Près de quatre ans après l’adoption par l’Assemblée nationale de la Déclaration des droits de l’homme et du citoyen dont l’article 1er proclame que "Les hommes naissent et demeurent libres et égaux en droits", l’esclavage est abolit par la Convention national le 4 février 1794.
"La Convention nationale déclare que l’esclavage des Nègres, dans toutes les Colonies, est aboli ; en conséquence, elle décrète que tous les hommes, sans distinction de couleur, domiciliés dans les colonies, sont citoyens Français, et jouiront de tous les droits assurés par la Constitution. – Elle renvoie au comité de salut public, pour lui faire incessamment un rapport sur les mesures à prendre pour assurer l’exécution du présent décret."
Pour autant, ce n’est pas la première fois que l’abolition de l’esclavage est annoncée, puisqu’en 1793, suite aux révoltes dans les colonies et notamment à Saint-Domingue, l’abolition y est proclamée localement afin d’y rétablir l’ordre. C’est dans cette continuité que le décret est adopté par la Convention nationale en début d’année suivante. Surtout, chaque habitant des colonies, peu importe sa couleur, devient citoyen français.
Une situation difficile dans les colonies
En ce début février 1794, la situation de la France est délicate, c’est la période de la Terreur, l’Europe entière lui fait la guerre dans ce qu’on appelle la première coalition et des révoltes royalistes émiettent le territoire. Dans les Outre-mer, l’Angleterre occupe une partie des riches colonies sucrières que sont la Guadeloupe (mais en sont chassés en mai 1794), la Martinique, Sainte-Lucie et les îles de Tobago. La marine française ne peut lutter contre la Royal Navy et dans les colonies restantes aux mains de la République, les insurrections se multiplient.
C’est dans ce contexte particulier que continue la révolte des esclaves à Saint-Domingue, la plus riche des colonies françaises. Commencée en 1791, elle continue avec comme principal leader, Toussaint Louverture. Les revendications d’origines des révoltés avaient pour but la fin de l’esclavage et l’égalité entre les noirs et les blancs. Une revendication obtenue dès 1793 par Sonthonax, le commissaire civil de la République sur place, et confirmée par le décret du 4 février 1794.
Peu appliqué et rapidement abandonné
Il fût plus facile de promouvoir ce décret que de le faire appliquer. Dès le début, les colons et les propriétaires de plantation s’y opposent totalement à l’île de La Réunion et à l’île Maurice. Là-bas, l’abolition n’aura pas lieu.
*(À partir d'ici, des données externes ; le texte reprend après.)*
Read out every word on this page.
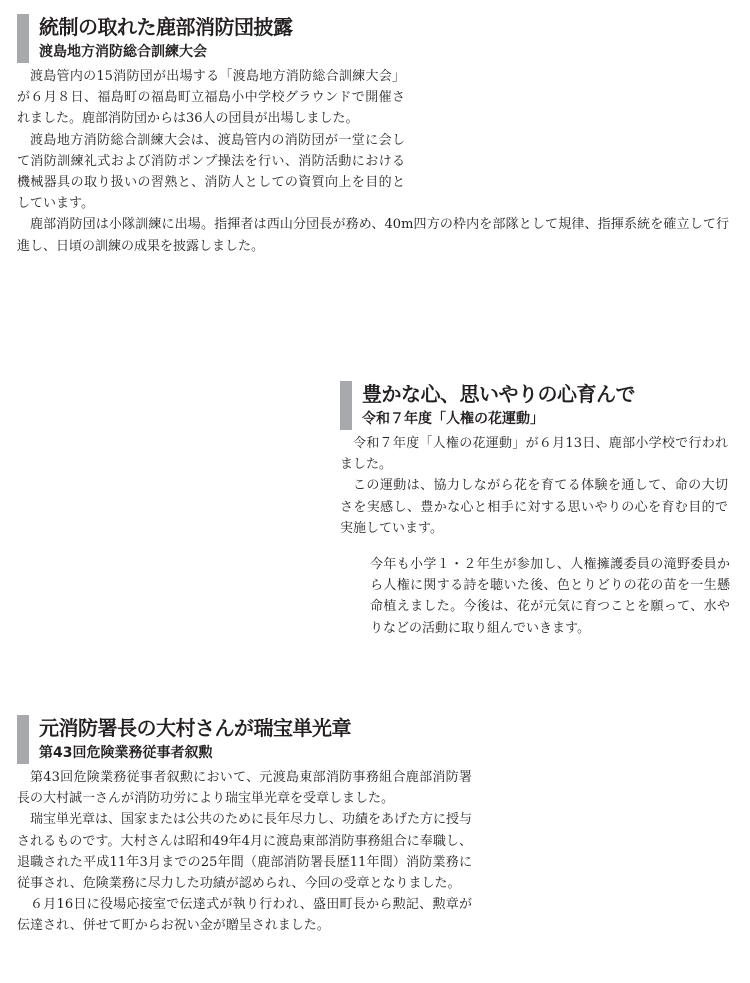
統制の取れた鹿部消防団披露
渡島地方消防総合訓練大会

渡島管内の15消防団が出場する「渡島地方消防総合訓練大会」が６月８日、福島町の福島町立福島小中学校グラウンドで開催されました。鹿部消防団からは36人の団員が出場しました。

渡島地方消防総合訓練大会は、渡島管内の消防団が一堂に会して消防訓練礼式および消防ポンプ操法を行い、消防活動における機械器具の取り扱いの習熟と、消防人としての資質向上を目的としています。

鹿部消防団は小隊訓練に出場。指揮者は西山分団長が務め、40m四方の枠内を部隊として規律、指揮系統を確立して行進し、日頃の訓練の成果を披露しました。

豊かな心、思いやりの心育んで
令和７年度「人権の花運動」

令和７年度「人権の花運動」が６月13日、鹿部小学校で行われました。

この運動は、協力しながら花を育てる体験を通して、命の大切さを実感し、豊かな心と相手に対する思いやりの心を育む目的で実施しています。

今年も小学１・２年生が参加し、人権擁護委員の滝野委員から人権に関する詩を聴いた後、色とりどりの花の苗を一生懸命植えました。今後は、花が元気に育つことを願って、水やりなどの活動に取り組んでいきます。

元消防署長の大村さんが瑞宝単光章
第43回危険業務従事者叙勲

第43回危険業務従事者叙勲において、元渡島東部消防事務組合鹿部消防署長の大村誠一さんが消防功労により瑞宝単光章を受章しました。

瑞宝単光章は、国家または公共のために長年尽力し、功績をあげた方に授与されるものです。大村さんは昭和49年4月に渡島東部消防事務組合に奉職し、退職された平成11年3月までの25年間（鹿部消防署長歴11年間）消防業務に従事され、危険業務に尽力した功績が認められ、今回の受章となりました。

６月16日に役場応接室で伝達式が執り行われ、盛田町長から勲記、勲章が伝達され、併せて町からお祝い金が贈呈されました。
En réalité, son application ne sera effective qu’en Guadeloupe et en Guyane. A Saint-Domingue, ou l’abolition est effective depuis 1793, la guerre fait rage entre les Français et les Espagnols alliés aux Anglais.
Dès 1798, des lois réintroduisent une différence raciale entre les noirs et les blancs. Surtout, en 1802, Napoléon, pour des raisons qui restent relativement obscures, les historiens ne parviennent pas à se mettre d’accord, rétablit l’esclavage. Est-ce par pensée esclavagiste alors qu’il interdira la traite négrière en 1815 ? Est-ce par pression de sa femme, Joséphine, une créole dont la famille possède des plantations ? Est-ce par pression des colons dans les colonies ? Nombreuses sont les hypothèses, mais incertaine en est la véritable raison.
Quoiqu’il en soit, cette première abolition de l’esclavage, qui ne reconnaissait aucun dédommagement pour les anciens propriétaires d’esclaves et qui donnait la citoyenneté à tout homme habitant dans les colonies peu importe sa couleur de peau, fête aujourd’hui ses 128 ans. L’abolition définitive de l’esclavage sera proclamée par la IIe République en 1848.